Now grandmother is dead!

She sat in the arm-chair, and told a long, long, sweet story. "And now it is ended!" said she, "and I am quite tired: let me now sleep a little!" And so she laid her head back to rest. She drew her breath, she slept, but it became more and more still; and her face was so full of peace and happiness—it was as if the sun's rays passed over it. She smiled, and then they said that she was dead.

She was laid in the black coffin; she lay swathed in the white linen: she was so pretty, and yet the eyes were closed—but all the wrinkles were gone. She lay with a smile around her mouth: her hair was so silvery white, so venerable, one was not at all afraid to look on the dead, for it was the sweet, benign grandmother. And the psalm-book was laid in the coffin under her head (she herself had requested it), and the rose lay in the old book—and then they buried grandmother.

On the grave, close under the church-wall, they planted a rose-tree, and it became full of roses, and the nightingale sang over it, and the organ in the church played the finest psalms that were in the book under the dead one's head. And the moon shone straight down on the grave—but the dead was not there: every child could go quietly in the night-time and pluck a rose there by the churchyard-wall. The dead know more than all we living know—the dead know the awe we should feel at something so strange as their coming to us. The dead are better than us all, and therefore they do not come.

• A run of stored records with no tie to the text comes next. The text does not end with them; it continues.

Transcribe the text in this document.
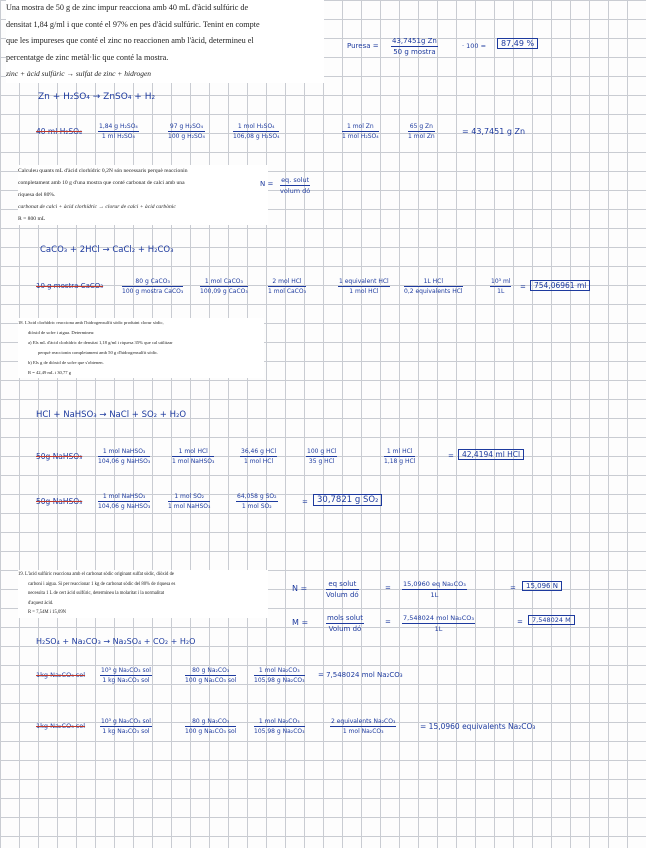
Una mostra de 50 g de zinc impur reacciona amb 40 mL d'àcid sulfúric de
densitat 1,84 g/ml i que conté el 97% en pes d'àcid sulfúric. Tenint en compte
que les impureses que conté el zinc no reaccionen amb l'àcid, determineu el
percentatge de zinc metàl·lic que conté la mostra.
zinc + àcid sulfúric → sulfat de zinc + hidrogen
Puresa =
43,7451g Zn
50 g mostra
· 100 =	87,49 %
Zn + H₂SO₄ → ZnSO₄ + H₂
40 ml H₂SO₄	$\frac{\text{1,84 g H₂SO₄}}{\text{1 ml H₂SO₄}}$	$\frac{\text{97 g H₂SO₄}}{\text{100 g H₂SO₄}}$	1 mol H₂SO₄
106,08 g H₂SO₄
1 mol Zn
1 mol H₂SO₄
65 g Zn
1 mol Zn
= 43,7451 g Zn
Calculeu quants mL d'àcid clorhídric 0,2N són necessaris perquè reaccionin
completament amb 10 g d'una mostra que conté carbonat de calci amb una
riquesa del 80%.
carbonat de calci + àcid clorhídric → clorur de calci + àcid carbònic
R = 800 mL
N = eq. solut
volum dó
CaCO₃ + 2HCl → CaCl₂ + H₂CO₃
10 g mostra CaCO₃
80 g CaCO₃
100 g mostra CaCO₃
1 mol CaCO₃
100,09 g CaCO₃
2 mol HCl
1 mol CaCO₃
1 equivalent HCl
1 mol HCl
1L HCl
0,2 equivalents HCl	$\frac{\text{10³ ml}}{1L}$ =	754,06961 ml
18. L'àcid clorhídric reacciona amb l'hidrogensulfit sòdic produint clorur sòdic,
diòxid de sofre i aigua. Determineu:
a) Els mL d'àcid clorhídric de densitat 1,18 g/ml i riquesa 35% que cal utilitzar
perquè reaccionin completament amb 50 g d'hidrogensulfit sòdic.
b) Els g de diòxid de sofre que s'obtenen.
R = 42,49 mL i 30,77 g
HCl + NaHSO₃ → NaCl + SO₂ + H₂O
50g NaHSO₃
1 mol NaHSO₃
104,06 g NaHSO₃
1 mol HCl
1 mol NaHSO₃
36,46 g HCl
1 mol HCl
100 g HCl
35 g HCl
1 ml HCl
1,18 g HCl
=	42,4194 ml HCl
50g NaHSO₃
1 mol NaHSO₃
104,06 g NaHSO₃
1 mol SO₂
1 mol NaHSO₃
64,058 g SO₂
1 mol SO₂
=	30,7821 g SO₂
19. L'àcid sulfúric reacciona amb el carbonat sòdic originant sulfat sòdic, diòxid de
carboni i aigua. Si per reaccionar 1 kg de carbonat sòdic del 80% de riquesa es
necessita 1 L de cert àcid sulfúric, determineu la molaritat i la normalitat
d'aquest àcid.
R = 7,54M i 15,09N
N =	eq solut
Volum dó
= $\frac{\text{15,0960 eq Na₂CO₃}}{1L}$	=	15,096 N
M =	mols solut
Volum dó
= 7,548024 mol Na₂CO₃
1L
=	7,548024 M
H₂SO₄ + Na₂CO₃ → Na₂SO₄ + CO₂ + H₂O
1kg Na₂CO₃ sol
10³ g Na₂CO₃ sol
1 kg Na₂CO₃ sol
80 g Na₂CO₃
100 g Na₂CO₃ sol
1 mol Na₂CO₃
105,98 g Na₂CO₃
= 7,548024 mol Na₂CO₃
1kg Na₂CO₃ sol
10³ g Na₂CO₃ sol
1 kg Na₂CO₃ sol
80 g Na₂CO₃
100 g Na₂CO₃ sol
1 mol Na₂CO₃
105,98 g Na₂CO₃
2 equivalents Na₂CO₃
1 mol Na₂CO₃
= 15,0960 equivalents Na₂CO₃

There is earth over the coffin, there is earth within it; the psalm-book with its leaves is dust the rose with all its recollections has gone to dust. But above it bloom new roses, above is sings the nightingale, and the organ plays:—we think of the old grandmother with the mild, eternally young eyes. Eyes can never die! Ours shall once again see her young, and beautiful, as when she for the first time kissed the fresh red rose which is now dust in the grave.


THE PRISON-CELLS


By separation from other men, by solitary confinement, in continual silence, the criminal is to be punished and amended; therefore were prison-cells contrived. In Sweden there were several, and new ones have been built. I visited one for the first time in Mariestad. This building lies close outside the town, by a running water, and in a beautiful landscape. It resembles a large white-washed summer residence, window above window.